I relax against the pillows and sigh. “Okay.” I want to ask about Brett, but I’m a little afraid to. Silas moves his hand to my hair, which is reassuring. He takes a sip from a Starbucks cup in his hand, and strokes my head.

“Is that coffee?” I squeak. He nods, and I can smell it now—rich and dark. Because of my phobia, I haven’t had a cup of Starbucks coffee in years.

But there’s something about waking up in a hospital room that makes things very plain. The very event I’ve been dreading for years finally happened. It sucked, but I’m still here. “Can I have a sip?” I ask.

Silas’s hand goes still on my hair. “Of course.” He removes the lid and offers me the cup. “You can have a sip of my drink anytime, anywhere.”

I take it and sip without stopping to think about it. The coffee is hot and bitter and feels great against my parched throat. Even better—Silas wraps an arm around my shoulders. I hand back the cup, then lean my head against his solid bulk. “Okay. Tell me the truth. Where is Brett right now?”

“Probably at his bail hearing,” Silas says. “There are multiple charges. Possession of a controlled substance and assault in the second degree.”

“Bail hearing,” I repeat slowly. “This probably isn’t the first time he’s done it.”

Silas rubs my back. “Probably not,” he agrees. And he’s holding back from saying more. I can feel it.

“What? Tell me all of it. I’m not scared.” That’s a lie, but it sounds good out loud.

“It’s possible that the first time you were drugged, he was the culprit. You told me once that he was there to help you afterward.”

Another shiver hits me. “That is just twisted. But it makes sense. He didn’t want me to call the police after it happened.” God, I’d trusted him even when I knew I shouldn’t. I wanted Brett to be my savior. I wanted him to launch my career.

And he did.

“Here’s the part I’m not sure about,” Silas says. “My friends at Roadie Joe’s say he came in, ordered a drink, tucked a stack of cocktail napkins in his pocket, and then left again five minutes later.”

“Cocktail napkins?” It takes a moment for that to sink in. “You think he’s my stalker, too?”

“I do. The motive seems pretty clear. He would do anything to keep you under his thumb. You were afraid to change security companies, right? He liked it that way. And mailing napkins to you didn’t require a lot of skill or daring.”
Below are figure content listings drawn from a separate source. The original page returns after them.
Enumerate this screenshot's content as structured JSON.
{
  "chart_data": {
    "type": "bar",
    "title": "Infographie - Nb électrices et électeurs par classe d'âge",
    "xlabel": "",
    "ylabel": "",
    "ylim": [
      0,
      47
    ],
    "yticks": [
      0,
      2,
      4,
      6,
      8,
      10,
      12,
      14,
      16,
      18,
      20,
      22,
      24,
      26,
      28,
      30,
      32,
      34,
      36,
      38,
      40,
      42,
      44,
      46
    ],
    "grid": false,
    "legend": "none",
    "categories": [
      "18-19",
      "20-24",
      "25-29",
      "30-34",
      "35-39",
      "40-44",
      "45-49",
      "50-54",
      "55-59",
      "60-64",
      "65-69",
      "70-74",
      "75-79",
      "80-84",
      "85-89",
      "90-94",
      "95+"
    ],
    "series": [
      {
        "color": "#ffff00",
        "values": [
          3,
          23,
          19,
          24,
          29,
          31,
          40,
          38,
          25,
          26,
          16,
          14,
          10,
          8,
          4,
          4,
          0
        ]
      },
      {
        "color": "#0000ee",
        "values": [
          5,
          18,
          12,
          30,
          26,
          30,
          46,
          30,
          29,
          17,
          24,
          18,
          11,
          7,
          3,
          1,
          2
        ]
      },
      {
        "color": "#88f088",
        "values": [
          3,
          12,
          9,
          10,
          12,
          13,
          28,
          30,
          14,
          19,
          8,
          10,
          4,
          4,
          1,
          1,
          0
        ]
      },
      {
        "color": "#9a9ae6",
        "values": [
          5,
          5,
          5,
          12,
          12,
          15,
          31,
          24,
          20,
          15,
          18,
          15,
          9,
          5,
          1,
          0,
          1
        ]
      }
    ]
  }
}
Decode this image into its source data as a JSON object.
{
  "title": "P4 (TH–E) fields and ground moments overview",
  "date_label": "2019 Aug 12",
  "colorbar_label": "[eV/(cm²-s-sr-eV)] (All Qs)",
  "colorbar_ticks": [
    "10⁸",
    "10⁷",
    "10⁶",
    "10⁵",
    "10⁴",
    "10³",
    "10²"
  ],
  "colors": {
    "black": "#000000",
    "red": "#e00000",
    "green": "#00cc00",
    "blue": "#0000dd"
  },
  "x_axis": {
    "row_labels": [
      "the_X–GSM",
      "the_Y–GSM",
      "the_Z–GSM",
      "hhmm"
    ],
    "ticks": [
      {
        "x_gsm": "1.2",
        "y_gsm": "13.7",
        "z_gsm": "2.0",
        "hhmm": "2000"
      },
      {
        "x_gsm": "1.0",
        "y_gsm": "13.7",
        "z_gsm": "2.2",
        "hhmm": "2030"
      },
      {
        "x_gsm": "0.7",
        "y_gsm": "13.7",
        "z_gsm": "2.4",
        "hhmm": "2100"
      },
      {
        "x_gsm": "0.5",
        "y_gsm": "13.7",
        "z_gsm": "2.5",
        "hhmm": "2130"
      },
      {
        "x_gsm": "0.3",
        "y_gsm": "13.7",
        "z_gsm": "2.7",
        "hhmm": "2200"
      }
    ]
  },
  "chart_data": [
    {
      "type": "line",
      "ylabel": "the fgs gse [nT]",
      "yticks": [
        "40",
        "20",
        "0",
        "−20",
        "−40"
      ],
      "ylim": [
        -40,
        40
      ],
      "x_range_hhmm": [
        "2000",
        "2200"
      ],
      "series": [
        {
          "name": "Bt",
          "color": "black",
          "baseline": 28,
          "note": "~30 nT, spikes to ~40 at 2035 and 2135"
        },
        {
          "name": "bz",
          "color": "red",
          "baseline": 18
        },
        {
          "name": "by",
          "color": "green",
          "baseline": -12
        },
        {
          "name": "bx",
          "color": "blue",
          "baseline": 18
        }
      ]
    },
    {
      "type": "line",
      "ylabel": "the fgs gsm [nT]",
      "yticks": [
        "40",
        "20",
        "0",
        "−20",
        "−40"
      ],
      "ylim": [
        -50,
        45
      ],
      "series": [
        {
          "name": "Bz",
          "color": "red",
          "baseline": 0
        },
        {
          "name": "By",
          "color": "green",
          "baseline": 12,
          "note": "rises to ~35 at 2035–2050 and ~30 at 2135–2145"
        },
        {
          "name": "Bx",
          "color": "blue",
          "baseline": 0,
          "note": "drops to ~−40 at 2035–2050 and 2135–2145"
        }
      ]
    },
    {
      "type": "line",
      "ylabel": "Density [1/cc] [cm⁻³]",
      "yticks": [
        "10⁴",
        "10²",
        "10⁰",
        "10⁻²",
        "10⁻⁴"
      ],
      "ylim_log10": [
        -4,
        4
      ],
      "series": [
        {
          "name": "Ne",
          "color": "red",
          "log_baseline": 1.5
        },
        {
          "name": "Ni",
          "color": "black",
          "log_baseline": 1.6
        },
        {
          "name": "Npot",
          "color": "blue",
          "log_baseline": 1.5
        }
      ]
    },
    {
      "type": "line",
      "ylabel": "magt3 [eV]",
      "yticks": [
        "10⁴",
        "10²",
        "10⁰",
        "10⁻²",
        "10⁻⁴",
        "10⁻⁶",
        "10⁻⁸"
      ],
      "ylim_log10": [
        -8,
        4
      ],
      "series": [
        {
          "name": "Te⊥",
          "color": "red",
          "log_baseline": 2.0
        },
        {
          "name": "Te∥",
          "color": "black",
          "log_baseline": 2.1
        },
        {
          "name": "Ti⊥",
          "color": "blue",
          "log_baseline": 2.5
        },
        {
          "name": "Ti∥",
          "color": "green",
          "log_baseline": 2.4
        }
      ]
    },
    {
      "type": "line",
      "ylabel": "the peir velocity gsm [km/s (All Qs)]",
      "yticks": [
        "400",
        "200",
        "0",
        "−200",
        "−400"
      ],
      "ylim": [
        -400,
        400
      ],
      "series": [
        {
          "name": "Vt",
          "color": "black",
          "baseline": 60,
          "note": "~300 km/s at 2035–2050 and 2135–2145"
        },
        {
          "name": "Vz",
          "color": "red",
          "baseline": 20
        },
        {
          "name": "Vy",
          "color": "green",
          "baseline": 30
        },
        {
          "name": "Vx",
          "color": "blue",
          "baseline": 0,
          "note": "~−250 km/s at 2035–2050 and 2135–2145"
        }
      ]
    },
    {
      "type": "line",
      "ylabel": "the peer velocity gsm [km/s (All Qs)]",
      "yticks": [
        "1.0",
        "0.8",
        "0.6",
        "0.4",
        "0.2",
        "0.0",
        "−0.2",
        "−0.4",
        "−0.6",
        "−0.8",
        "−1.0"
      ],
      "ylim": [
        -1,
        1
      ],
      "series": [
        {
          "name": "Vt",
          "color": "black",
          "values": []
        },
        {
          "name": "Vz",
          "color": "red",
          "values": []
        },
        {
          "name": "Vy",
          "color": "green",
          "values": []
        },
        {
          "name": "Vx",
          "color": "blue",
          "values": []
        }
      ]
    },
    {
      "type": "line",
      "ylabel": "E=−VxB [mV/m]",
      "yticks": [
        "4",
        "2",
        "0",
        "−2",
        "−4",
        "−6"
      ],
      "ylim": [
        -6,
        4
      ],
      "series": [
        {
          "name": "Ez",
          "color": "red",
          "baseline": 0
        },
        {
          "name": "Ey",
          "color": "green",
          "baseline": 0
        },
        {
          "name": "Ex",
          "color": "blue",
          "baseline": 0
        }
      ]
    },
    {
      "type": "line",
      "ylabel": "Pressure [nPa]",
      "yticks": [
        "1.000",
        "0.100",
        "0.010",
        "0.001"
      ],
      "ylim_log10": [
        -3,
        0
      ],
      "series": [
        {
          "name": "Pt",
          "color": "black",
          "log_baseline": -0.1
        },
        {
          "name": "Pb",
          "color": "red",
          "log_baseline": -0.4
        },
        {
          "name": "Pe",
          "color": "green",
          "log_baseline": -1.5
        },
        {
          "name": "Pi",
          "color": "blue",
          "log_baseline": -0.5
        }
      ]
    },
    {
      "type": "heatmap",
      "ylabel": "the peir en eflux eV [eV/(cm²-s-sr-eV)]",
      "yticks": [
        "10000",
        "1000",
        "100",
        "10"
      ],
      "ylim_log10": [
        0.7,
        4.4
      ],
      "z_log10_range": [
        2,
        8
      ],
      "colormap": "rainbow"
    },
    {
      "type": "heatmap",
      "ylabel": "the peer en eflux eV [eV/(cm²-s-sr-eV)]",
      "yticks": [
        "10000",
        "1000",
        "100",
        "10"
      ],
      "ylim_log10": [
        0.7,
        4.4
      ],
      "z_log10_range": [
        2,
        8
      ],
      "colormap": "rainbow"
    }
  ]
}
Wrapping both arms around him, I plaster my face to his T-shirt. “I don’t ever want to see his face again. I will knee him right in the balls.”

“You and me both.”





The rest of the day is sort of a groggy blur. Doctors poke at me a little while, but it’s clear that I’m going to be fine. When I’m cleared to leave, Becky and Silas try to sneak me out of the hospital via the back entrance. I hear only a few cameras click as Silas tucks me into his mother’s car.

There will be some scary photos of me out in the world before nightfall. Becky won’t show them to me, though. She knows better.

Silas sees us to the hotel elevator but doesn’t come upstairs. “Get some rest,” he says. “I’m going home to shower. Can I bring you dinner later?”

“Are you going to explain why you went MIA this week?”

“That’s the plan.”

“Make it good, Ralph. I can’t wait to hear this later.”

He gives me a sad smile and leaves.

I’m pretty happy about getting a shower, too. Becky clucks over me like a mother duck the whole time. “I should have known something terrible would happen,” she keeps saying. “I didn’t trust my gut.”

My gut is on probation these days, too. I was never smart when it came to Brett. My gut always knew there was something sour where his heart belonged. But I thought I could handle him.

I was wrong.

I pull on my most comfortable yoga pants and a tank top and wonder how long it will be until Silas is back.